The utility cyclist wrote:What is the kill ratio for people on bikes from back then to now? When you look at peak cycling it dwarfs what we have now, even when I was starting to get into cycling on the roads in the mid 80s it was still massively popular in my home city for commuting, 22% when the national average was 7%, now only circa 1%!
I too felt a lot safer as a mid teen cycling on the roads and like many others cycled on major trunk roads without any problem, when I first started commuting I was 17, 4.5 miles from home through the heart of a major industrial area to the city centre with lots of HGVs at peak time and still today I feel far less safe with far fewer larger vehicles to contend with, I do the same route from my folks on when I visit and 30+ years later it feels horrible.
Despite the numbers of deaths coming down substantially I don't feel this is on any way related to driving standard or courtesy, a combination of improvements in medical treatment at the scene and afterwards plus obvious improvements in the last 20-25 years of cars, plus indeed the lower levels of cycling as a % traffic, it certainly isn't a function of how the roads are policed nor the judicial system.
And yet the government, and others, tells us that the roads are getting safer and safer, and justify this with the dwindling number of deaths on the road.
There seems to be a gulf between this claim and people's feelings about cycling on the roads. If the roads really are safer, how come so many people feel less safe, cyclists and non-cyclists alike?
This paradox needs resolving.
My feeling is that the roads designed for stress free, rapid motoring make cycling more difficult to do safely. High speed roundabouts and slip roads for instance, push cyclists into manoeuvres not in the H.C., unless they are skilled, fast and on full red alert.
We are being designed off the road.
Motorists are led to drive in a fashion which works well amongst other motor traffic. They can move swiftly, with the vehicles around them behaving in a familiar, understood pattern, a pattern in accord with the characteristics of motor vehicles.

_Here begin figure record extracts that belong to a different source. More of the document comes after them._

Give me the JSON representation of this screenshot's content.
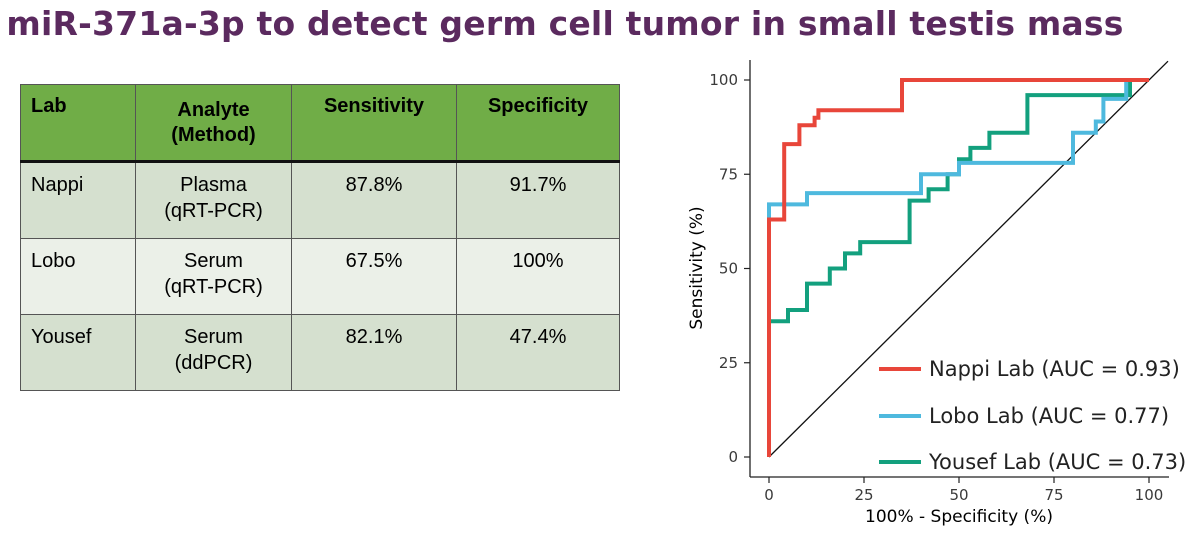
{
  "title": "miR-371a-3p to detect germ cell tumor in small testis mass",
  "table": {
    "headers": {
      "lab": "Lab",
      "analyte": "Analyte",
      "method": "(Method)",
      "sensitivity": "Sensitivity",
      "specificity": "Specificity"
    },
    "rows": [
      {
        "lab": "Nappi",
        "analyte": "Plasma",
        "method": "(qRT-PCR)",
        "sensitivity": "87.8%",
        "specificity": "91.7%"
      },
      {
        "lab": "Lobo",
        "analyte": "Serum",
        "method": "(qRT-PCR)",
        "sensitivity": "67.5%",
        "specificity": "100%"
      },
      {
        "lab": "Yousef",
        "analyte": "Serum",
        "method": "(ddPCR)",
        "sensitivity": "82.1%",
        "specificity": "47.4%"
      }
    ]
  },
  "chart_data": {
    "type": "line",
    "xlabel": "100% - Specificity (%)",
    "ylabel": "Sensitivity (%)",
    "xlim": [
      0,
      100
    ],
    "ylim": [
      0,
      100
    ],
    "xticks": [
      "0",
      "25",
      "50",
      "75",
      "100"
    ],
    "yticks": [
      "0",
      "25",
      "50",
      "75",
      "100"
    ],
    "grid": false,
    "legend_position": "bottom-right",
    "diagonal_reference": true,
    "series": [
      {
        "name": "Nappi Lab (AUC = 0.93)",
        "color": "#e8463a",
        "x": [
          0,
          0,
          4,
          4,
          8,
          8,
          9,
          9,
          12,
          12,
          13,
          13,
          35,
          35,
          95,
          95,
          100
        ],
        "y": [
          0,
          63,
          63,
          83,
          83,
          88,
          88,
          88,
          88,
          90,
          90,
          92,
          92,
          100,
          100,
          100,
          100
        ]
      },
      {
        "name": "Lobo Lab (AUC = 0.77)",
        "color": "#4eb9de",
        "x": [
          0,
          0,
          10,
          10,
          40,
          40,
          50,
          50,
          79,
          79,
          80,
          80,
          84,
          84,
          86,
          86,
          88,
          88,
          94,
          94,
          100
        ],
        "y": [
          0,
          67,
          67,
          70,
          70,
          75,
          75,
          78,
          78,
          78,
          78,
          86,
          86,
          86,
          86,
          89,
          89,
          95,
          95,
          100,
          100
        ]
      },
      {
        "name": "Yousef Lab (AUC = 0.73)",
        "color": "#13a07e",
        "x": [
          0,
          0,
          5,
          5,
          10,
          10,
          16,
          16,
          20,
          20,
          24,
          24,
          30,
          30,
          37,
          37,
          42,
          42,
          47,
          47,
          50,
          50,
          53,
          53,
          58,
          58,
          68,
          68,
          95,
          95,
          100
        ],
        "y": [
          0,
          36,
          36,
          39,
          39,
          46,
          46,
          50,
          50,
          54,
          54,
          57,
          57,
          57,
          57,
          68,
          68,
          71,
          71,
          75,
          75,
          79,
          79,
          82,
          82,
          86,
          86,
          96,
          96,
          100,
          100
        ]
      }
    ]
  }
}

We are grit in this smooth functioning mill. We necessarily move differently, and unpredictably. They often resent having to drive differently around us, and see the tactics we use as deviant. We feel this, we feel that we are trying to adapt to a road environment which does not really have a place for us. This does not feel very secure.
I still use the Cycling Proficiency techniques I was taught in primary school, or rather I use techniques developed from them, and from the belief I was taught, that those techniques gave me a place on the road and should keep me safe.